Кое-кто из курса очень даже не пропал. Хотя никто не стал бы спорить, что любимцем Мастера был он, Петя. Да, не будем скромничать, на нас возлагали. Уже на третьем, на четвертом курсе с легкой руки Мастера пошли в солидных журналах Петины статьи, сильно, впрочем, покалеченные редакторским скальпелем. (Петя, ну что вы цепляетесь за эти несчастные абзацы, как черт за грешную душу? Гусей дразните? Красуетесь гражданской отвагой? Послушайте битого жизнью человека: лет через десять перейдете в другую весовую категорию и все сможете сказать. В пределах, конечно, разумного. Вы же знаете — всем нельзя, но кое-кому можно… Вы женаты?.. Вот видите. Вам еще, дружочек мой, думать не о ком… Вот доживите до этого «можно» и тогда сами увидите, что можно бы можно, да не нужно… Так-то, Петя… А статья, между прочим, и без вашего оппозиционного душка вовсе недурна… Вот тут мы еще… эту фразочку едкую тоже не стоит… И вступление излишне.

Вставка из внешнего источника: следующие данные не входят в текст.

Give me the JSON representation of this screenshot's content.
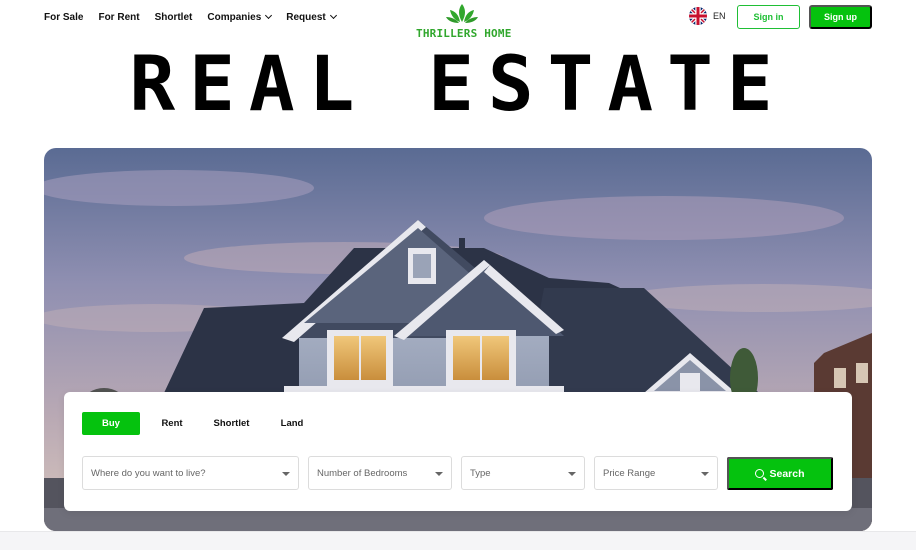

Родной мой, не трепыхайтесь, — излишне. Тон очень вызывающий… Вот так отлично будет, сразу с этих слов: «Когда театр празднует столетие…» Вот… Я бы, знаете, даже поздравил вас. Вам сколько — двадцать? Ну, родной, перед вами несжатая нива. Жните, жните, только осторожно. И чужого надела трогать не нужно… Вы слушайте своего Мастера, он человек умный и хорошо знает правила игры, а то вы склонны переть, простите, на рожон… Так бывает с провинциалами. Ведь вы провинциал?.. А откуда? У-у, какая даль! Это сколько поездом — суток пять? Но я всегда говорил, что только в провинциалах сохранились наивная страсть и желание переделать жизнь вокруг себя. У вас там, в провинции, в маленьких городках, атмосфера не загазована, не такой слой пыли, звезды видней… Ну что ж, Петя, впредь несите к нам материалы, почитаем, а то и напечатаем. Только учтите, мне до пенсии еще три года здесь сидеть…)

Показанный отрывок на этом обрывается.